If you look at the graphic now you’ll see that private enterprise – including you – has a much smaller amount of blue area remaining. That tiny blue rectangle doesn’t look so tiny in comparison now does it?
Next add in our old favourite, mortgage debt. According to the latest numbers from the Reserve Bank of Australia (RBA), at the end of December 2010, residential housing debt stood at $999,668,904,000… or simply $999.6 billion…
Or, $331 million short of the magic trillion.
So if we say the average interest rate is 7%, that equals around $70 billion each year paid in interest by households. Let’s colour it purple and add that to the graphic to see what it now looks like:
Wow! The blue area is getting smaller by the second.
Now take out groceries, fuel, heating… and heaven forbid some entertainment expenses so that you can actually enjoy yourself, what are you left with?
Well, let’s work that out. According to the Association of Superannuation Funds of Australia (ASFA), a retired couple who want a modest lifestyle – not including housing costs – will spend about $530.75 per week.
That works out as $27,599 per year.
If we multiply that across the roughly eight million households in Australia it equals $220 billion. Now, granted that figure isn’t entirely accurate, in fact our guess is it’s an underestimate seeing as most households would earn more and spend more than the typical retiree.
And by the way, these aren’t extravagant items. It includes fuel, travel, and leisure expenses.
Let’s add these living expenses to the graphic in a kind of browny colour:
Oops, we seem to have overshot there!
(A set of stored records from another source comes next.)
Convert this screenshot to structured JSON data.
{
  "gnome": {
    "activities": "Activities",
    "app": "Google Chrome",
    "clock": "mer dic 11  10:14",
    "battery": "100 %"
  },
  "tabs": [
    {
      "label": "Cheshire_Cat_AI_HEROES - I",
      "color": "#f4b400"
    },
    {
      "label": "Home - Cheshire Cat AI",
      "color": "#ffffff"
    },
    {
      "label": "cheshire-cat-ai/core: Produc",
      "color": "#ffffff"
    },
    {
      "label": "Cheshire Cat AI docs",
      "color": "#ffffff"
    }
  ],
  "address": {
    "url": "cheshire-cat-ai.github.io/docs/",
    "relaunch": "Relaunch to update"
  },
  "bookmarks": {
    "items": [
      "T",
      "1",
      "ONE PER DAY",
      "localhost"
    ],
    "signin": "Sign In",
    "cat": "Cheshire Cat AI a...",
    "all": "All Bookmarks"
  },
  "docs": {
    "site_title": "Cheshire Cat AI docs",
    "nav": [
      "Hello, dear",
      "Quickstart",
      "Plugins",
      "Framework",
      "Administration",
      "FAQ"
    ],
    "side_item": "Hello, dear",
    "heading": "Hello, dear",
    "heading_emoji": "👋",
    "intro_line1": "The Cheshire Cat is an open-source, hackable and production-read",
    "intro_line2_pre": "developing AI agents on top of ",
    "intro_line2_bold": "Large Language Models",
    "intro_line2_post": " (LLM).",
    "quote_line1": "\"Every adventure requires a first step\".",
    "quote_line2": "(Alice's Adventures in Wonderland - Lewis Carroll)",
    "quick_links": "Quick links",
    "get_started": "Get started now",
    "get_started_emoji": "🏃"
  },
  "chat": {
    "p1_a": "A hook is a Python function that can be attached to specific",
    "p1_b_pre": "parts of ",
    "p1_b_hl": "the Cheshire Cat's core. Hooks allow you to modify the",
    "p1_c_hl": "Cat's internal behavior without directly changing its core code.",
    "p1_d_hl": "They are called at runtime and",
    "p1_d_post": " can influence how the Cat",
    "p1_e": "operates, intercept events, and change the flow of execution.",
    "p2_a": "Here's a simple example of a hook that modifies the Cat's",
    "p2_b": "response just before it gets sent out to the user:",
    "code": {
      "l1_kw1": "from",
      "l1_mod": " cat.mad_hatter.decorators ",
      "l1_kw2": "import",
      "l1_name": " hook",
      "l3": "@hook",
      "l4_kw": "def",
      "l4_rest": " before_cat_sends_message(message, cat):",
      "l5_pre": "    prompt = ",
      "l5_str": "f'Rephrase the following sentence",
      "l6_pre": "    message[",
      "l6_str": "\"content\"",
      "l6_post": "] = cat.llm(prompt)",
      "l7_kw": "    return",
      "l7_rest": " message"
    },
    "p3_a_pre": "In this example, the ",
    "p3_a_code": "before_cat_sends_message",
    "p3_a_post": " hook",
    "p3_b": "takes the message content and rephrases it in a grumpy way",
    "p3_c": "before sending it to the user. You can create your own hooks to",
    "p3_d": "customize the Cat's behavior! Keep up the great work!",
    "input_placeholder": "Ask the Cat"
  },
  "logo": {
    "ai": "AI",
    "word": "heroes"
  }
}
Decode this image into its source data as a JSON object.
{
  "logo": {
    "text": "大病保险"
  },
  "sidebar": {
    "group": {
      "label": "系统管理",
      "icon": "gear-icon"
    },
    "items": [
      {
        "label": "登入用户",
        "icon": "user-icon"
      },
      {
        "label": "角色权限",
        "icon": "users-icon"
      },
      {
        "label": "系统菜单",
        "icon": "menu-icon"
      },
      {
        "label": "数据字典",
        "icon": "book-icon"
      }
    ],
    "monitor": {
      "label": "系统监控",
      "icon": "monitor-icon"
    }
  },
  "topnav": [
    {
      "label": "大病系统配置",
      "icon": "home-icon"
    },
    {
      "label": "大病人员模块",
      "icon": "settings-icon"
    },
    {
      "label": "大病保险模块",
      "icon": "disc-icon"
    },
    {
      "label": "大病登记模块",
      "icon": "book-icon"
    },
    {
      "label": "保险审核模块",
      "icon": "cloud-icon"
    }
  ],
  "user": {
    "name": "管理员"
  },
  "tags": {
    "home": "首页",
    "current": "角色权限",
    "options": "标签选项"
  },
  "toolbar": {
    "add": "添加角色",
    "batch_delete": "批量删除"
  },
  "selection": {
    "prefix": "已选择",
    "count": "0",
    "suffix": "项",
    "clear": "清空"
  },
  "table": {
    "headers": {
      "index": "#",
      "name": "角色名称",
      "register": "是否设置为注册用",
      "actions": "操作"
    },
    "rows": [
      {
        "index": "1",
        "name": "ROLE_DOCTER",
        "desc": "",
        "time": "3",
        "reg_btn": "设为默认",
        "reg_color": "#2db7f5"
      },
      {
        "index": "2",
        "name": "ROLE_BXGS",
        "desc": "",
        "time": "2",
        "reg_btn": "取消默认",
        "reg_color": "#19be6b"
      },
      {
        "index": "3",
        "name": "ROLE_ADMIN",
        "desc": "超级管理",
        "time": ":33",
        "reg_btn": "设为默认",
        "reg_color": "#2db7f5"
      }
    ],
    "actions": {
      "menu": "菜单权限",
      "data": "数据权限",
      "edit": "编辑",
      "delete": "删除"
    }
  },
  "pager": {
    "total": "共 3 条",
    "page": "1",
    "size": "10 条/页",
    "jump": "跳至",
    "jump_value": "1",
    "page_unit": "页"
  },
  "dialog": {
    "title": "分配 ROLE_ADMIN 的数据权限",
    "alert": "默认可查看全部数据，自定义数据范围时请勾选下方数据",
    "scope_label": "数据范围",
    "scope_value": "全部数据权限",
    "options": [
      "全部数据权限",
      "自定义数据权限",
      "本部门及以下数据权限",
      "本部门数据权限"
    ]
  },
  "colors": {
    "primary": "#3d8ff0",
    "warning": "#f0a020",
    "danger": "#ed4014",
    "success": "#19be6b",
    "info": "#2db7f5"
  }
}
I don’t know about you, but there doesn’t seem to be any blue left… apart from that tiny little rectangle that is the $1.8 billion flood levy.
Now perhaps the folks who say the flood levy is nothing to the economy may care to think again.
Sure, on its own $1.8 billion is nothing, it’s just a drop in the ocean. But it’s $1.8 billion in addition to the $339 billion in federal government taxes, the $43 billion to be spent on the national broadband network, the $70 billion spent on mortgage repayments…
And the $220 billion that Australians need to spend just to live a moderate lifestyle.
It all makes us think the Egyptians had the right idea.